Rob Houwing, Sport24 chief writer
Cape Town – The Super Rugby 2015 ordinary season ended on Saturday with an unusual, worrying degree of instability affecting the coaching berths of South Africa’s traditional juggernaut sides.
In short, the day will be remembered for the realisation that all three of the long-time domestic “superpowers” – Bulls, Stormers and Sharks – suddenly have vacancies for head coach as the competition expands yet again into a new format next year.
There is also still no certainty as to who will take on the unenviable task of trying to make the Port Elizabeth-based Kings even vaguely competitive again as they regain their place at the Super Rugby table in 2016.
That means that as things stand, only the Lions (much-lauded Johan Ackermann) and Cheetahs (freshly-installed Franco Smith) of the six SA franchises doing battle in the SANZAR competition next year have confirmed coaches.
The issue certainly stole the spotlight from the final round of matches, in which the Cheetahs humbled the Bulls at Loftus and the Sharks duly downed the Stormers “second team” with some ease as they increasingly warmed to their task after a near-inept start; it gave a fitting enough send-off to the overseas-bound Du Plessis brothers and Willem Alberts.
Unfortunately the Kings Park result, in which the Capetonians failed by some distance to even get a losing bonus point, only showed up the limitations of the collective SA challenge this year.

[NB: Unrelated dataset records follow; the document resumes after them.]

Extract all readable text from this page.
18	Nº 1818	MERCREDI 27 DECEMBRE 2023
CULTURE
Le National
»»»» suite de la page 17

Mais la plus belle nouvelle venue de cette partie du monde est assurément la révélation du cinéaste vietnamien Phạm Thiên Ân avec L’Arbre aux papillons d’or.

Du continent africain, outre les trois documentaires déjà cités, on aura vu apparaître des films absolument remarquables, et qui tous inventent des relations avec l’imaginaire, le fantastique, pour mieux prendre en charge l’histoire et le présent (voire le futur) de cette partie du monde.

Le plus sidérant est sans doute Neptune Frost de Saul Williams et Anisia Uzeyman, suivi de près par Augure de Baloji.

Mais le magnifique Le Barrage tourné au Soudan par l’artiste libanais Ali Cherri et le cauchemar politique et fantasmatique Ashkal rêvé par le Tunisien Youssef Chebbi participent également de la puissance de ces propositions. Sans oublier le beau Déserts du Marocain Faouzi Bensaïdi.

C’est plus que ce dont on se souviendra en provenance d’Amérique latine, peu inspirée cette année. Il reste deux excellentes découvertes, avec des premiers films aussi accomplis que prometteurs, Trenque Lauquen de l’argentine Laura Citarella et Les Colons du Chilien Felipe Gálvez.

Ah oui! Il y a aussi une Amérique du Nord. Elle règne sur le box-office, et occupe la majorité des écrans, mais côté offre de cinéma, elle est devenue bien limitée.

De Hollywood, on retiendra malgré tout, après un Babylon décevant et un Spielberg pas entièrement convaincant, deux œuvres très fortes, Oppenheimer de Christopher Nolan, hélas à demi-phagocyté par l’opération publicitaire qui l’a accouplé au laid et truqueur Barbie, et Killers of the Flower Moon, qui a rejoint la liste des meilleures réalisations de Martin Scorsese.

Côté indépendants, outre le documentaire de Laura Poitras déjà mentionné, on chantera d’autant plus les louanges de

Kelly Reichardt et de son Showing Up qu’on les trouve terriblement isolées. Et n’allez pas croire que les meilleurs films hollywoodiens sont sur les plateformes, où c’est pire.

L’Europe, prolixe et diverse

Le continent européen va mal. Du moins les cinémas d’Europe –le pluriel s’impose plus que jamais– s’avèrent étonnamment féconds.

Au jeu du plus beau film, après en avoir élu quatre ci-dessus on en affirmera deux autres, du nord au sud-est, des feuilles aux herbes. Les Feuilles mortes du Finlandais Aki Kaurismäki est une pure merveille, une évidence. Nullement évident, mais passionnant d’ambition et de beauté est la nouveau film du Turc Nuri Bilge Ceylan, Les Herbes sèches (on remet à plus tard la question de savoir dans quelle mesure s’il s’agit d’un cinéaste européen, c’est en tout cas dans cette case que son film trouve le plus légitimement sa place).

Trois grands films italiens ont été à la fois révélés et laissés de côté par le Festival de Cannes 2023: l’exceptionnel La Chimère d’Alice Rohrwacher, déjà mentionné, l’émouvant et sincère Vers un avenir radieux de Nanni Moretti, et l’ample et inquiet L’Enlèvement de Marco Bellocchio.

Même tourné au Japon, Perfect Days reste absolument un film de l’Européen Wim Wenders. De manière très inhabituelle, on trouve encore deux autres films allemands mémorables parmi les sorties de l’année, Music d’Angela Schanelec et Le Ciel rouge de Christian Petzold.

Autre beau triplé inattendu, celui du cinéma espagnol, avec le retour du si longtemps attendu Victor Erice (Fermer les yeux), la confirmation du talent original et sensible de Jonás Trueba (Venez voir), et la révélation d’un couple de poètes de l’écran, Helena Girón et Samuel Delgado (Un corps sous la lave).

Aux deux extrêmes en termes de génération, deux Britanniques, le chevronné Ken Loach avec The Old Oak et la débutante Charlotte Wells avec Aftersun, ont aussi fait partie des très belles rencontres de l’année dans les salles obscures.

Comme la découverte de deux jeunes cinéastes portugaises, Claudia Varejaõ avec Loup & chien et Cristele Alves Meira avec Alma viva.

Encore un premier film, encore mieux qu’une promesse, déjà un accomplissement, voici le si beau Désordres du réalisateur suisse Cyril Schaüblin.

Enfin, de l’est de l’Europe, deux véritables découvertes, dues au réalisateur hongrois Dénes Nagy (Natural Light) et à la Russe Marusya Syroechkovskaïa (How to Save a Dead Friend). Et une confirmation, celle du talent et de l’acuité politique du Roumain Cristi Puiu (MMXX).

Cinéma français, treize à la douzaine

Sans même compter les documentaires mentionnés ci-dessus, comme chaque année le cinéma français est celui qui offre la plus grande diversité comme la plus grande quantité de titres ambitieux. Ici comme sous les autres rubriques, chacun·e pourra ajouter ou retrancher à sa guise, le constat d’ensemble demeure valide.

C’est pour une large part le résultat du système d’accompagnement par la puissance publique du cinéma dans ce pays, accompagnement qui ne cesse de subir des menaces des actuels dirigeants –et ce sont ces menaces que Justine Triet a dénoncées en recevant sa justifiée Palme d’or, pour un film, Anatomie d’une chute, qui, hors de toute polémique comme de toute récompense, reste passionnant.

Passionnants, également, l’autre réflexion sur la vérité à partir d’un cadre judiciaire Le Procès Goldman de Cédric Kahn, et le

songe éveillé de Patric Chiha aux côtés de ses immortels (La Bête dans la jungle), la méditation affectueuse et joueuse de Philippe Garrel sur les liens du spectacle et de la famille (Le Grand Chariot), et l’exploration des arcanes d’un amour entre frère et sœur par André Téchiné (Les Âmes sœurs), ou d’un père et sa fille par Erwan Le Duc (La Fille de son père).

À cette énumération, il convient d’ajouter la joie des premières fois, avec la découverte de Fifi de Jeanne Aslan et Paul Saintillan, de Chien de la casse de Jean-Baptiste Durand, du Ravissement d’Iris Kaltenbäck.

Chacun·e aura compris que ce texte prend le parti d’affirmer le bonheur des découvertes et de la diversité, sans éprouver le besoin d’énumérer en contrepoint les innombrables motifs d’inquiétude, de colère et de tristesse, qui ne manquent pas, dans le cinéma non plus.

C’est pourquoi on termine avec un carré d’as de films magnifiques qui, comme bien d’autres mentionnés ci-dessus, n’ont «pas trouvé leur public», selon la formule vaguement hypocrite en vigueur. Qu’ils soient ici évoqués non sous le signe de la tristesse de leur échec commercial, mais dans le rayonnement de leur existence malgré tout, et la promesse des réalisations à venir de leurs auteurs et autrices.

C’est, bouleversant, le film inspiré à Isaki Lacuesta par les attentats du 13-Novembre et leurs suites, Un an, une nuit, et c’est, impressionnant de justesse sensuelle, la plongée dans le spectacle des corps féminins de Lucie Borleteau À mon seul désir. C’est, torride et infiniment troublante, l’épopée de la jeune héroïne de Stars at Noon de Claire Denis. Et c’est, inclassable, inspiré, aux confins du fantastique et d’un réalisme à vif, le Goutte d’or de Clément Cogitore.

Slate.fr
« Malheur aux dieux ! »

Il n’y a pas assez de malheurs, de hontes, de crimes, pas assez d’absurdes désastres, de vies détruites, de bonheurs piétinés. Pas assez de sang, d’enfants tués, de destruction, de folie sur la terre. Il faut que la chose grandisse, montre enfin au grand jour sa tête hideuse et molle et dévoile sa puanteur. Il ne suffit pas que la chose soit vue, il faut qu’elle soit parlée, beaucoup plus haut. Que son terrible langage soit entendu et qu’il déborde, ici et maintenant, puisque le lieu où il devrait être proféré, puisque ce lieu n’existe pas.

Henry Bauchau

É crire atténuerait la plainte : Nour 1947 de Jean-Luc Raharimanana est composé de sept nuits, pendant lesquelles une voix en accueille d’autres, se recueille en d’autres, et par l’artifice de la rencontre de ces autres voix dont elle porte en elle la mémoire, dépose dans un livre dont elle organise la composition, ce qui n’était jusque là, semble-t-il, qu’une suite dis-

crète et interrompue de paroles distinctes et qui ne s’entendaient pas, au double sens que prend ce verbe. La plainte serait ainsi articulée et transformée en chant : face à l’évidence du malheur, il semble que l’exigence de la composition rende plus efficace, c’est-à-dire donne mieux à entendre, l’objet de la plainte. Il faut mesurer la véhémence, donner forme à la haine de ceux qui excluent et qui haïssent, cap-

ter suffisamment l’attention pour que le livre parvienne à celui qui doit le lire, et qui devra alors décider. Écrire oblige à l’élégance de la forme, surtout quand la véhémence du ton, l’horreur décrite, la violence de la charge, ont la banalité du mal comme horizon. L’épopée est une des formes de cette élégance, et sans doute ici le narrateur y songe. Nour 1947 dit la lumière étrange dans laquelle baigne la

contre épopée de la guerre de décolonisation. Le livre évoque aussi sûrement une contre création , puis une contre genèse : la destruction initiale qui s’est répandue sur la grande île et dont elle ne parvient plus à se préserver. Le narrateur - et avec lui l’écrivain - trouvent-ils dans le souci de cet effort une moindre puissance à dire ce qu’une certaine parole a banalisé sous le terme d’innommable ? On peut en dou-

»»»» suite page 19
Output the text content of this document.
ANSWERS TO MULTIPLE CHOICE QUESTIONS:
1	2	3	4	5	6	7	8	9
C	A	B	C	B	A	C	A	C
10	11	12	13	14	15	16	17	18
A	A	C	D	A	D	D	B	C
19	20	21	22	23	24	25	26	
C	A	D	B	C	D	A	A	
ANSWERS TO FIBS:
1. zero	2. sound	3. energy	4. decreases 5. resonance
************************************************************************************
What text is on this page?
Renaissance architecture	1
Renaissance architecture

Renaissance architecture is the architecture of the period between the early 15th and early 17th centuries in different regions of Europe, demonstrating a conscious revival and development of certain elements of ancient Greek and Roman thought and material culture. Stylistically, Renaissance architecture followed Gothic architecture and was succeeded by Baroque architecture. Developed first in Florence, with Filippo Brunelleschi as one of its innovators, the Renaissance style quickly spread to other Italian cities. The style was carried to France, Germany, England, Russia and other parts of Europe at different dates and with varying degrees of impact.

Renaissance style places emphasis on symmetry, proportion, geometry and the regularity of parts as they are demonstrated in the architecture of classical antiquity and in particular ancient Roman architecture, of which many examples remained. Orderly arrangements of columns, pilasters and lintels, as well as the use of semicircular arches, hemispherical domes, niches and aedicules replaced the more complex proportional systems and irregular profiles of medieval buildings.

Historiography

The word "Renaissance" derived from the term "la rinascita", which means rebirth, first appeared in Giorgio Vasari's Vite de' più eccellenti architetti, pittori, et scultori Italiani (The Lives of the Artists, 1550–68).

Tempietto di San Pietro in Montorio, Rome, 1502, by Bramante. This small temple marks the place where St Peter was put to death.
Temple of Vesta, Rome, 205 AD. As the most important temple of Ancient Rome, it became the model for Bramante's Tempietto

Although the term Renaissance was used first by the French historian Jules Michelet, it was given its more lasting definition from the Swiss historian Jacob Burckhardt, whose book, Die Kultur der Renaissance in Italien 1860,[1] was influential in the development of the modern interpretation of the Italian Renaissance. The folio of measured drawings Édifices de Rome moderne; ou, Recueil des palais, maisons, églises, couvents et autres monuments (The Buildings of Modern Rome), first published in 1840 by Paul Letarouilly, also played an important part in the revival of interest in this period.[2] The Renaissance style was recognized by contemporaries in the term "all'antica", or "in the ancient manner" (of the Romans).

For although the tournament rules dictate that the conference-winning Stormers end third overall – and now go into a finals series “quarter-final” against the Brumbies at Newlands on Saturday (17:05) – they were actually seventh on pure points earned.
Of course a counter might be that a full-strength Stormers side might well have fared a great deal better in Durban, had they chosen not to rest the overwhelming majority of their core personnel.
But for a second year in succession, the SA cause looked particularly unconvincing and the coaches, generally speaking, have been under increasing fire over perceived sterile, arguably out-of-date game plans.
If there is already a dearth of really top-notch masterminds in the country, however, the situation may be about to get a whole lot worse.
It had already been known for some time that Allister Coetzee, who has quite consistently made the Stormers playoffs material in his six years in charge without going all the way to the main silverware yet, is leaving for Japan soon.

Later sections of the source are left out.